There is a certain genius to writing deliberately bad music well. It needs to be bad, certainly, but it needs to be bad in a way that the audience finds entertaining and funny rather than grating. And “Springtime for Hitler” is quite possibly the best bad musical number ever devised. From its light and cheerful celebration of the Third Reich to its wonderfully cheesy choreography and even cheesier showgirl costumes, it's an amusingly awful sample of the show Messrs. Bialystock and Bloom have hit on as the worst play ever written. When The Producers went full musical, it inevitably expanded the number into a full-blown production, but wisely left the audience's silent, gape-mouthed reaction untouched. Why mess with the best “What the F*CK was that?” take in film?



3.) “Once More With Feeling,” Buffy the Vampire Slayer

Leave it to Joss Whedon to take the concept of the musical episode and turn it into something more than a gimmick. With a plot that examines some of the major issues that had been building for the first half of Buffy's sixth season, “Once More With Feeling” is more than just a plain old song and dance. Like “Mayhem of the Music Meister” it uses the in-universe explanation of an antagonist forcing the regular cast to sing their hearts out—in this case, a smooth, sharp-dressed demon named Sweet who forces people to express their deepest thoughts and darkest secrets musically until they literally self-destruct. (Pretty clever meta-commentary on the genre, that.) Whedon knows his cast's strengths, giving major solos to the best singers (Amber Benson, Anthony Stewart-Head) and keeping the less talents ones (Allyson Hannigan) in the background. Only two things prevent this episode from being higher on the list: the reveal of how Sweet came to Sunnydale is ultimately unsatisfying, and it was the last time Buffy was really good.



2.) Pippin's Song, Lord of the Rings: Return of the King

Howard Shore's score for the Lord of the Rings trilogy is an extended exercise in awesome. (Heard the symphonic version yet? If not, get thee to YouTube right away!) So it's kind of ironic that the best musical moment in the trilogy doesn't belong to him, but to actor Billy Boyd. Boyd not only sings this adaptation of “Upon the Hearth the Fire is Red,” he composed it's simple, folk-ballad melody. The song is juxtaposed with scenes of Faramir leading a charge to battle (and doom) at the hands of the orcs, encapsulating the trilogy's overarching theme of simple folk caught up (and making a difference) in world-shaking events. If you can watch it without crying...well, you're made of sterner stuff than I am.

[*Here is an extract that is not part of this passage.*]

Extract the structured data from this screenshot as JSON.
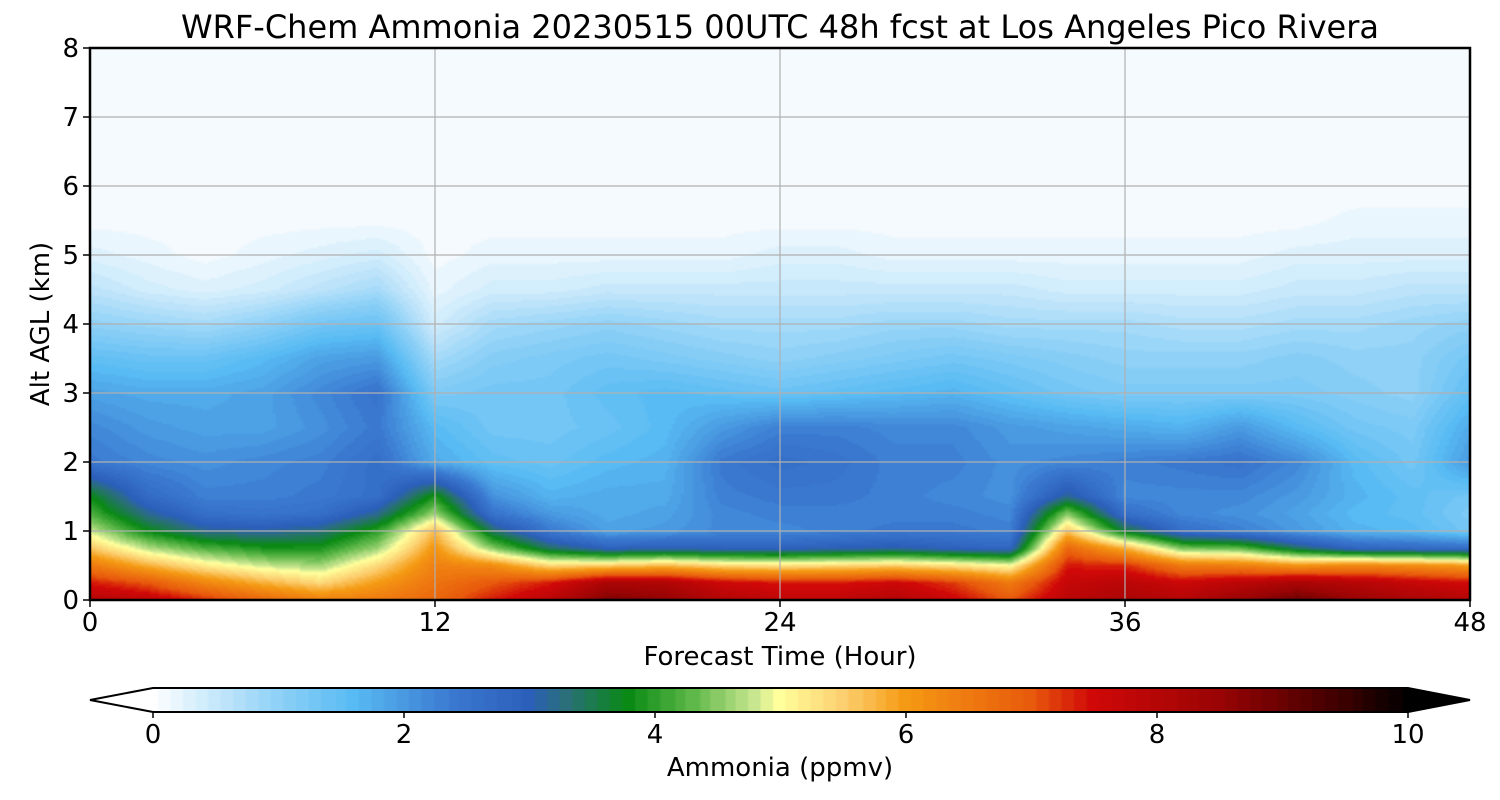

Which isn't saying much, but still.



1.) “Always Look on the Bright Side of Life,” Monty Python's Life of Brian

Let's face it, the Pythons are concentrated awesome. This is a scientifically proven fact. And there are a lot of musical segments they did that could have wound up on this list (“Knights of the Round Table” and “Every Sperm is Sacred” to name just a couple). But I always point to Life of Brian as my favorite Monty Python project, so that means the top honor goes to Eric Idle singing a cheerful little ditty as pretty much the entire cast gets crucified. There's a terrific irony to the scene that, somehow, circles back around to wisdom: life can be pretty awful, but it's what we've got so we might as well enjoy it. No surprise that a lot of people shuffling off their mortal coils (including the Python's own Graham Chapman) have this sung at their funerals, sending them off with one last laugh.